Sounds like a smart healthy living tip, right? Don’t drink your calories. When you consider the empty calories in most sweetened sodas, teas, sport drinks, fruit juices and other options, it makes sense.
It’s a lot harder — for me, anyhow — when it comes to craft beer. As I tend to favor IPAs and stouts (Spring House’s Big Gruesome is a new favorite), a 200-plus-calorie beer isn’t out of the question.
So I made the sacrifice where it hurts a little less: I kicked my soda-a-day habit.
It wasn’t easy — frankly, my intake was closer to 40 ounces of soda a day in college, as I finished my thesis and functioned on little sleep. For my first two years in the working world, I continued to crack open a can each day with lunch.
The American Heart Association recommends that women consume no more than 6 teaspoons of added sugar each day. (Men get 9 teaspoons.) A 20-ounce bottle of Coke? Fifteen teaspoons of added sugar. The infographic above, released by the Center for Science in the Public Interest, highlights the disparity.

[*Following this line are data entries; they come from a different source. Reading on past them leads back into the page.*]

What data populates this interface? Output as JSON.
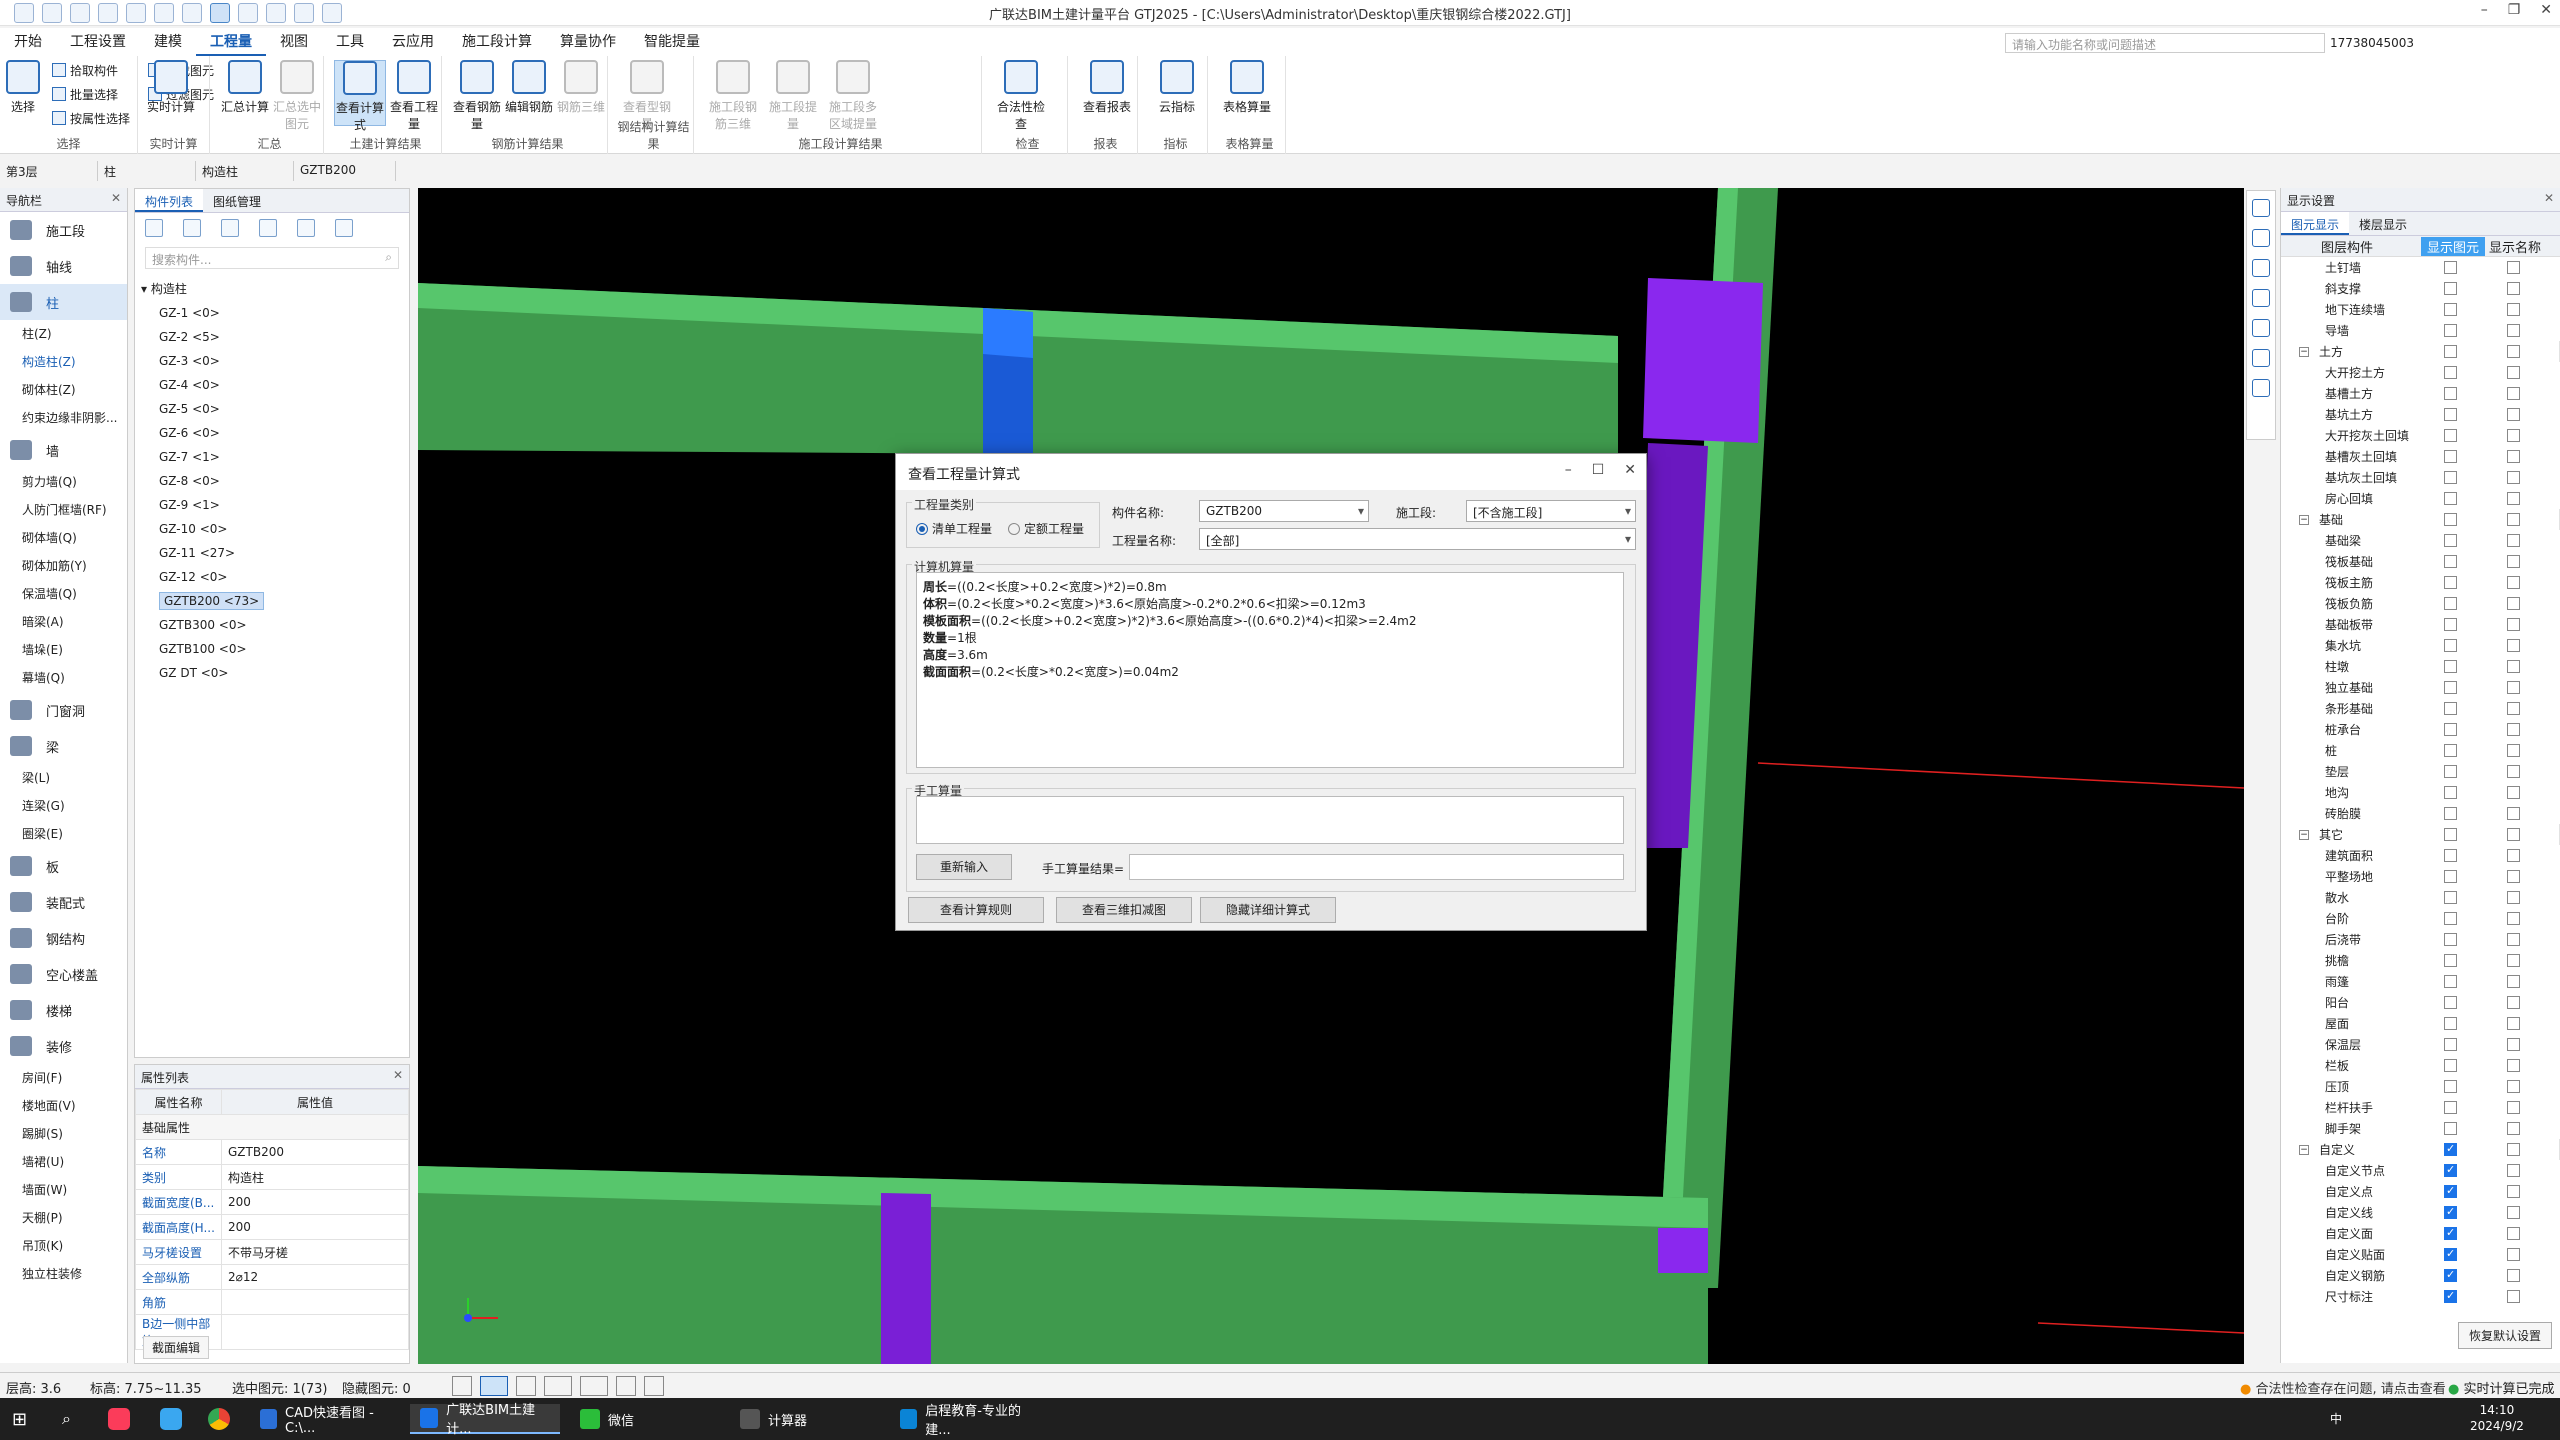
{
  "window": {
    "title": "广联达BIM土建计量平台 GTJ2025 - [C:\\Users\\Administrator\\Desktop\\重庆银钢综合楼2022.GTJ]"
  },
  "menu": {
    "items": [
      "开始",
      "工程设置",
      "建模",
      "工程量",
      "视图",
      "工具",
      "云应用",
      "施工段计算",
      "算量协作",
      "智能提量"
    ],
    "active_index": 3,
    "search_placeholder": "请输入功能名称或问题描述",
    "user_id": "17738045003"
  },
  "ribbon": {
    "groups": [
      {
        "label": "选择",
        "big": [
          {
            "label": "选择"
          }
        ],
        "small": [
          "拾取构件",
          "批量选择",
          "按属性选择",
          "查找图元",
          "过滤图元"
        ]
      },
      {
        "label": "实时计算",
        "big": [
          {
            "label": "实时计算"
          }
        ]
      },
      {
        "label": "汇总",
        "big": [
          {
            "label": "汇总计算"
          },
          {
            "label": "汇总选中图元",
            "disabled": true
          }
        ]
      },
      {
        "label": "土建计算结果",
        "big": [
          {
            "label": "查看计算式",
            "selected": true
          },
          {
            "label": "查看工程量"
          }
        ]
      },
      {
        "label": "钢筋计算结果",
        "big": [
          {
            "label": "查看钢筋量"
          },
          {
            "label": "编辑钢筋"
          },
          {
            "label": "钢筋三维",
            "disabled": true
          }
        ]
      },
      {
        "label": "钢结构计算结果",
        "big": [
          {
            "label": "查看型钢量",
            "disabled": true
          }
        ]
      },
      {
        "label": "施工段计算结果",
        "big": [
          {
            "label": "施工段钢筋三维",
            "disabled": true
          },
          {
            "label": "施工段提量",
            "disabled": true
          },
          {
            "label": "施工段多区域提量",
            "disabled": true
          }
        ]
      },
      {
        "label": "检查",
        "big": [
          {
            "label": "合法性检查"
          }
        ]
      },
      {
        "label": "报表",
        "big": [
          {
            "label": "查看报表"
          }
        ]
      },
      {
        "label": "指标",
        "big": [
          {
            "label": "云指标"
          }
        ]
      },
      {
        "label": "表格算量",
        "big": [
          {
            "label": "表格算量"
          }
        ]
      }
    ]
  },
  "selector_bar": {
    "floor": "第3层",
    "type": "柱",
    "subtype": "构造柱",
    "component": "GZTB200"
  },
  "nav": {
    "title": "导航栏",
    "categories": [
      {
        "label": "施工段",
        "subs": []
      },
      {
        "label": "轴线",
        "subs": []
      },
      {
        "label": "柱",
        "selected": true,
        "subs": [
          "柱(Z)",
          "构造柱(Z)",
          "砌体柱(Z)",
          "约束边缘非阴影..."
        ],
        "sub_selected": 1
      },
      {
        "label": "墙",
        "subs": [
          "剪力墙(Q)",
          "人防门框墙(RF)",
          "砌体墙(Q)",
          "砌体加筋(Y)",
          "保温墙(Q)",
          "暗梁(A)",
          "墙垛(E)",
          "幕墙(Q)"
        ]
      },
      {
        "label": "门窗洞",
        "subs": []
      },
      {
        "label": "梁",
        "subs": [
          "梁(L)",
          "连梁(G)",
          "圈梁(E)"
        ]
      },
      {
        "label": "板",
        "subs": []
      },
      {
        "label": "装配式",
        "subs": []
      },
      {
        "label": "钢结构",
        "subs": []
      },
      {
        "label": "空心楼盖",
        "subs": []
      },
      {
        "label": "楼梯",
        "subs": []
      },
      {
        "label": "装修",
        "subs": [
          "房间(F)",
          "楼地面(V)",
          "踢脚(S)",
          "墙裙(U)",
          "墙面(W)",
          "天棚(P)",
          "吊顶(K)",
          "独立柱装修"
        ]
      }
    ]
  },
  "component_list": {
    "tabs": [
      "构件列表",
      "图纸管理"
    ],
    "search_placeholder": "搜索构件...",
    "group": "构造柱",
    "items": [
      "GZ-1 <0>",
      "GZ-2 <5>",
      "GZ-3 <0>",
      "GZ-4 <0>",
      "GZ-5 <0>",
      "GZ-6 <0>",
      "GZ-7 <1>",
      "GZ-8 <0>",
      "GZ-9 <1>",
      "GZ-10 <0>",
      "GZ-11 <27>",
      "GZ-12 <0>",
      "GZTB200 <73>",
      "GZTB300 <0>",
      "GZTB100 <0>",
      "GZ DT <0>"
    ],
    "selected_index": 12
  },
  "properties": {
    "title": "属性列表",
    "headers": [
      "属性名称",
      "属性值"
    ],
    "group": "基础属性",
    "rows": [
      {
        "k": "名称",
        "v": "GZTB200"
      },
      {
        "k": "类别",
        "v": "构造柱"
      },
      {
        "k": "截面宽度(B...",
        "v": "200"
      },
      {
        "k": "截面高度(H...",
        "v": "200"
      },
      {
        "k": "马牙槎设置",
        "v": "不带马牙槎"
      },
      {
        "k": "全部纵筋",
        "v": "2⌀12"
      },
      {
        "k": "角筋",
        "v": ""
      },
      {
        "k": "B边一侧中部筋",
        "v": ""
      }
    ],
    "bottom_tab": "截面编辑"
  },
  "dialog": {
    "title": "查看工程量计算式",
    "qty_type_label": "工程量类别",
    "radio1": "清单工程量",
    "radio2": "定额工程量",
    "comp_name_label": "构件名称:",
    "comp_name_value": "GZTB200",
    "stage_label": "施工段:",
    "stage_value": "[不含施工段]",
    "qty_name_label": "工程量名称:",
    "qty_name_value": "[全部]",
    "computer_label": "计算机算量",
    "lines": [
      {
        "k": "周长",
        "v": "=((0.2<长度>+0.2<宽度>)*2)=0.8m"
      },
      {
        "k": "体积",
        "v": "=(0.2<长度>*0.2<宽度>)*3.6<原始高度>-0.2*0.2*0.6<扣梁>=0.12m3"
      },
      {
        "k": "模板面积",
        "v": "=((0.2<长度>+0.2<宽度>)*2)*3.6<原始高度>-((0.6*0.2)*4)<扣梁>=2.4m2"
      },
      {
        "k": "数量",
        "v": "=1根"
      },
      {
        "k": "高度",
        "v": "=3.6m"
      },
      {
        "k": "截面面积",
        "v": "=(0.2<长度>*0.2<宽度>)=0.04m2"
      }
    ],
    "manual_label": "手工算量",
    "reinput": "重新输入",
    "manual_result_label": "手工算量结果=",
    "btn_rules": "查看计算规则",
    "btn_3d": "查看三维扣减图",
    "btn_hide": "隐藏详细计算式"
  },
  "display": {
    "title": "显示设置",
    "tabs": [
      "图元显示",
      "楼层显示"
    ],
    "headers": [
      "图层构件",
      "显示图元",
      "显示名称"
    ],
    "rows": [
      {
        "n": "土钉墙",
        "a": false,
        "b": false
      },
      {
        "n": "斜支撑",
        "a": false,
        "b": false
      },
      {
        "n": "地下连续墙",
        "a": false,
        "b": false
      },
      {
        "n": "导墙",
        "a": false,
        "b": false
      },
      {
        "n": "土方",
        "group": true,
        "a": false,
        "b": false
      },
      {
        "n": "大开挖土方",
        "a": false,
        "b": false
      },
      {
        "n": "基槽土方",
        "a": false,
        "b": false
      },
      {
        "n": "基坑土方",
        "a": false,
        "b": false
      },
      {
        "n": "大开挖灰土回填",
        "a": false,
        "b": false
      },
      {
        "n": "基槽灰土回填",
        "a": false,
        "b": false
      },
      {
        "n": "基坑灰土回填",
        "a": false,
        "b": false
      },
      {
        "n": "房心回填",
        "a": false,
        "b": false
      },
      {
        "n": "基础",
        "group": true,
        "a": false,
        "b": false
      },
      {
        "n": "基础梁",
        "a": false,
        "b": false
      },
      {
        "n": "筏板基础",
        "a": false,
        "b": false
      },
      {
        "n": "筏板主筋",
        "a": false,
        "b": false
      },
      {
        "n": "筏板负筋",
        "a": false,
        "b": false
      },
      {
        "n": "基础板带",
        "a": false,
        "b": false
      },
      {
        "n": "集水坑",
        "a": false,
        "b": false
      },
      {
        "n": "柱墩",
        "a": false,
        "b": false
      },
      {
        "n": "独立基础",
        "a": false,
        "b": false
      },
      {
        "n": "条形基础",
        "a": false,
        "b": false
      },
      {
        "n": "桩承台",
        "a": false,
        "b": false
      },
      {
        "n": "桩",
        "a": false,
        "b": false
      },
      {
        "n": "垫层",
        "a": false,
        "b": false
      },
      {
        "n": "地沟",
        "a": false,
        "b": false
      },
      {
        "n": "砖胎膜",
        "a": false,
        "b": false
      },
      {
        "n": "其它",
        "group": true,
        "a": false,
        "b": false
      },
      {
        "n": "建筑面积",
        "a": false,
        "b": false
      },
      {
        "n": "平整场地",
        "a": false,
        "b": false
      },
      {
        "n": "散水",
        "a": false,
        "b": false
      },
      {
        "n": "台阶",
        "a": false,
        "b": false
      },
      {
        "n": "后浇带",
        "a": false,
        "b": false
      },
      {
        "n": "挑檐",
        "a": false,
        "b": false
      },
      {
        "n": "雨篷",
        "a": false,
        "b": false
      },
      {
        "n": "阳台",
        "a": false,
        "b": false
      },
      {
        "n": "屋面",
        "a": false,
        "b": false
      },
      {
        "n": "保温层",
        "a": false,
        "b": false
      },
      {
        "n": "栏板",
        "a": false,
        "b": false
      },
      {
        "n": "压顶",
        "a": false,
        "b": false
      },
      {
        "n": "栏杆扶手",
        "a": false,
        "b": false
      },
      {
        "n": "脚手架",
        "a": false,
        "b": false
      },
      {
        "n": "自定义",
        "group": true,
        "a": true,
        "b": false
      },
      {
        "n": "自定义节点",
        "a": true,
        "b": false
      },
      {
        "n": "自定义点",
        "a": true,
        "b": false
      },
      {
        "n": "自定义线",
        "a": true,
        "b": false
      },
      {
        "n": "自定义面",
        "a": true,
        "b": false
      },
      {
        "n": "自定义贴面",
        "a": true,
        "b": false
      },
      {
        "n": "自定义钢筋",
        "a": true,
        "b": false
      },
      {
        "n": "尺寸标注",
        "a": true,
        "b": false
      }
    ],
    "restore": "恢复默认设置"
  },
  "statusbar": {
    "floor_height": "层高: 3.6",
    "elevation": "标高: 7.75~11.35",
    "selected": "选中图元: 1(73)",
    "hidden": "隐藏图元: 0",
    "legality": "合法性检查存在问题, 请点击查看",
    "realtime": "实时计算已完成"
  },
  "taskbar": {
    "apps": [
      "CAD快速看图 - C:\\...",
      "广联达BIM土建计...",
      "微信",
      "计算器",
      "启程教育-专业的建..."
    ],
    "active_index": 1,
    "time": "14:10",
    "date": "2024/9/2",
    "ime": "中"
  },
  "colors": {
    "accent": "#1a5fb4",
    "green_beam": "#52c46a",
    "purple_col": "#7a1fd6",
    "blue_col": "#1560e0"
  }
}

There are also eye-opening images where sugar cubes are stacked next to different sodas, juices and other sweetened drinks to help consumers visualize what they’re drinking.
But when the sugar craving strikes, what can you do?
- Try piece of fruit. Its natural sugars will satisfy your craving while also providing necessary fiber, vitamins and other goodies.
- Try a different add-in. Slice up a lemon or cucumber to add to your water or (unsweetened) iced tea.
- Try lightening your juice. Mixing plain seltzer with a splash of juice gives you the fizz of soda and a bit of sweetness without overloading on sugar.